Der Begriff von der "German Angst" beschreibt im internationalen Sprachgebrauch eine angeblich ausgeprägte Furchtsamkeit der Deutschen und eine daraus resultierende Zögerlichkeit, den Zumutungen der Gegenwart zu begegnen. Ausgerechnet darüber gibt die seit 33 Jahren erhobene Studie der Wiesbadener R+V Versicherung keine Auskunft, "da wir unsere repräsentative Umfrage nur in Deutschland erheben und deshalb keinen internationalen Vergleich anstellen können", sagt Studienleiter Grischa Brower-Rabinowitsch. Im bundesweit einzigen Langzeitvergleich über die Befindlichkeiten der Bundesbürger sowie deren Fokus auf unterschiedliche Sorgen wird auch ein sogenannter Angst-Index erhoben. Dieser sei in diesem Jahr sogar gesunken.
Studienleiter Grischa Brower-Rabinowitsch von der R+V Versicherung in Berlin erforscht, wovor die Deutschen Angst haben
© Metodi Popow / Imago Images
Herr Brower-Rabinowitsch, in den Medien wurde zuletzt viel über eine gefühlte Zerklüftung der deutschen Bevölkerung diskutiert. Die Wahlerfolge der populistischen Parteien AfD und BSW im Osten deuten darauf hin. Hat ihre Studie diese Vermutung bestätigt?

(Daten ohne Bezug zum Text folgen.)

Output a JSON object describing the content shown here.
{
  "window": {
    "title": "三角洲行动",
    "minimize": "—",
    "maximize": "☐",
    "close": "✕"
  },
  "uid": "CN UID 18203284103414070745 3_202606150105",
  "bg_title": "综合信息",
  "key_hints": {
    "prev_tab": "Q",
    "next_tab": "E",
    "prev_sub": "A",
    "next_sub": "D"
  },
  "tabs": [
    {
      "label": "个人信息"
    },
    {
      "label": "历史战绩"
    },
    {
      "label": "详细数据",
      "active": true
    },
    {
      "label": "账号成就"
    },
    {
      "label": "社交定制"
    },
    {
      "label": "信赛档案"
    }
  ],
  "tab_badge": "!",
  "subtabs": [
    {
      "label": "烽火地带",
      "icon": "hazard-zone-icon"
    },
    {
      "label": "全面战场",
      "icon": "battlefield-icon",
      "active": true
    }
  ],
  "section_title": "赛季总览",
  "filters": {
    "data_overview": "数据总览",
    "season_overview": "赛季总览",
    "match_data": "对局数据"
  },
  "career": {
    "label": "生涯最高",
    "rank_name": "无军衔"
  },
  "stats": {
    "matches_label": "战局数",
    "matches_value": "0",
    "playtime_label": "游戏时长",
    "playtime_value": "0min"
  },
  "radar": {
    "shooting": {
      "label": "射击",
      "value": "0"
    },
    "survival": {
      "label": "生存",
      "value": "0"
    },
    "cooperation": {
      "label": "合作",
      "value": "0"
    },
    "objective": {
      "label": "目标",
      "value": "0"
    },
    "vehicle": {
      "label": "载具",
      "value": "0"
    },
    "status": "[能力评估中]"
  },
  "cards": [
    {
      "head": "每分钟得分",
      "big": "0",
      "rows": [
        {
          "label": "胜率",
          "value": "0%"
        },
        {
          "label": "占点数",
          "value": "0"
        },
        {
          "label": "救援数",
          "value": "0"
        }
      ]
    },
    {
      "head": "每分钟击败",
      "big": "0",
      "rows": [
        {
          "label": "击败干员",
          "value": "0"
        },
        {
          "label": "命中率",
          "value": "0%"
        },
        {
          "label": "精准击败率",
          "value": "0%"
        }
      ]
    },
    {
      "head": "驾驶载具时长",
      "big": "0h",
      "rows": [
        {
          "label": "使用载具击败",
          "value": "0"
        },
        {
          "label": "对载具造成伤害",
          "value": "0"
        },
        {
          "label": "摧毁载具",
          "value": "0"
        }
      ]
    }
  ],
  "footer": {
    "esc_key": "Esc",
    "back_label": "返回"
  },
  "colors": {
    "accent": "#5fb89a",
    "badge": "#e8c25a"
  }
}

Die Prioritäten der Ängste haben sich im Vergleich zu den Vorjahren kaum verändert. Weiterhin bereiten zwei große Themenschwerpunkte den Menschen am meisten Sorgen. Der eine drückt sich in unterschiedlichen Punkten aus und betrifft den eigenen Wohlstand. Also die Angst vor steigenden Lebenshaltungskosten, dass Wohnen unbezahlbar wird, vor Steuererhöhungen oder der Kürzung staatlicher Leistungen. Der zweite Schwerpunkt ist die Angst vor den Folgen von Migration und Fluchtbewegungen. Die von ihnen angesprochene Spaltung der Gesellschaft fragen wir erst zum zweiten Mal ab, und sie ist erneut unter den Top Ten – in diesem Jahr auf Platz sieben. Fast die Hälfte der Menschen sorgt sich deshalb.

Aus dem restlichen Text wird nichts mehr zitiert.